FEBRUARY 4, 2015—How do you “keep the beat?” Do you close your eyes and sway to the sounds? Do you watch dancers move their bodies, and do the same? Or do you tap your foot to the good vibrations?
It’s complicated, say neuroscientists at Georgetown University Medical Center. The answer may be all—or none—of the above. One thing is for certain: the scientific solution to the question will tell them a lot about these functions in terms of sensory input and functional output.
“We believe that expressing rhythm—feeling the beat—in music involves the integration of many senses—audition, motor, vestibular and vision,” says Jessica Phillips-Silver, PhD, a postdoctoral researcher in GUMC’s Laboratory of Integrative Neuroscience and Cognition, headed by Josef P. Rauschecker, PhD, professor of neuroscience.

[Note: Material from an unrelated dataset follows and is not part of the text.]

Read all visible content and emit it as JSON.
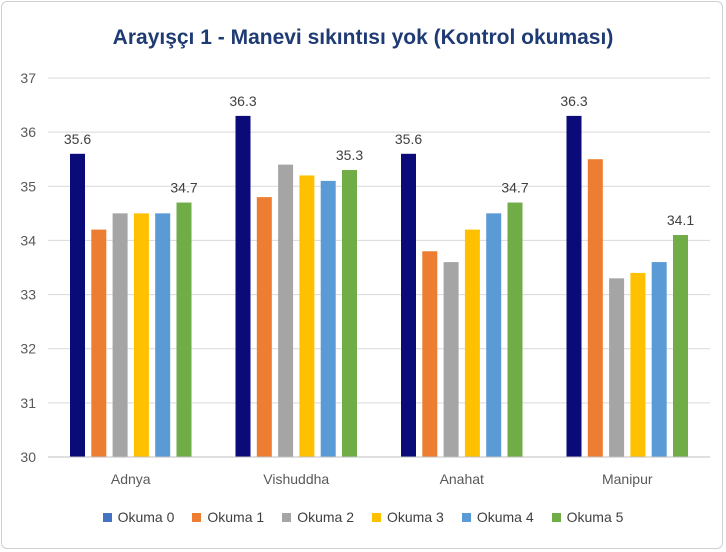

Phillips-Silver specializes in the neuroscience of music.
“We really want to understand how music resides in the brain and the body,” she says. “We want to capture a process that is at the core of what music means to humans universally.”
Balance and Rhythm
To help understand how the brain processes rhythm, Phillips-Silver and postdoctoral researcher Paula Plaza, PhD, are turning to individuals who have been blind since birth or infancy.
It’s known that hearing and touch are enhanced in the blind, taking over the brain space dedicated to vision.
“The brain is very plastic, which is why the visual cortex lights up in imaging studies of the blind,” says Phillips-Silver. “It has been reconnected to the auditory cortex to bolster that sense as well as potentially others.”
That may mean that the blind could have a leg up on musicianship given their improved capacity to hear and to touch the instruments, Phillips-Silver says. Think of Stevie Wonder, Ray Charles, Jose Feliciano, Doc Watson and many other renowned blind musicians.
But Phillips-Silver and Plaza are interested in looking at other effects of blindness on rhythm—namely, how being blind might actually impair one’s ability to feel the beat, due to loss of visual input.
“We get information about the beat when we watch musicians play or dance with each other,” Phillips-Silver says.
Plaza, who specializes in kinesiology, or the science of movement, suggests that the challenges maintaining good posture and balance faced by many with visual impairments could weaken their ability to move to the beat.
“Musicians need to be able to know where their hands are and what else is in relationship with their arms,” says Plaza. “If you have never had visual-spatial feedback, it is likely harder to move your body in the right way all the time.”
Using Sound to ‘See’
Through their research, Phillips-Silver and Plaza want to develop a model of brain plasticity in the blind, and to create interventions to help these individuals overcome recognized deficits.
For example, some balance and posture problems could be improved with a device—consisting of a headset fitted with a small camera—that scans and converts images into audible signals that the blind can use to master skills that depend on vision, Plaza says.
The research group recently launched a program that trains visually impaired people to use the device.
“Our hope is that with training that improves posture and balance over time, they won’t need to use it daily. They will be able to stand and walk and do everything they have wanted to do, without the need for professional help,” Plaza says.
Science Impacting Lives
As part of the training program, the researchers measure changes in the brain linked to plasticity. The effort ties a basic neuroscience discovery regarding brain plasticity to a clinical application that can improve people’s quality of life, says Rauschecker.
This line of research has two main objectives, he says. “One is to understand the incredible plasticity of the human brain, especially during early development; and the other is to come up with practical solutions to improve blind people’s lives.
“Over the past decades, we have made good strides towards the first goal, and we are now moving into a new phase where we think our research can really make a difference for the blind in practical terms,” Rauschecker says. “Blindness in children is still a public health problem, especially in many developing countries, and we hope, one day, to make a difference there.”
The research is supported by the NIH’s National Eye Institute (R01EY018923).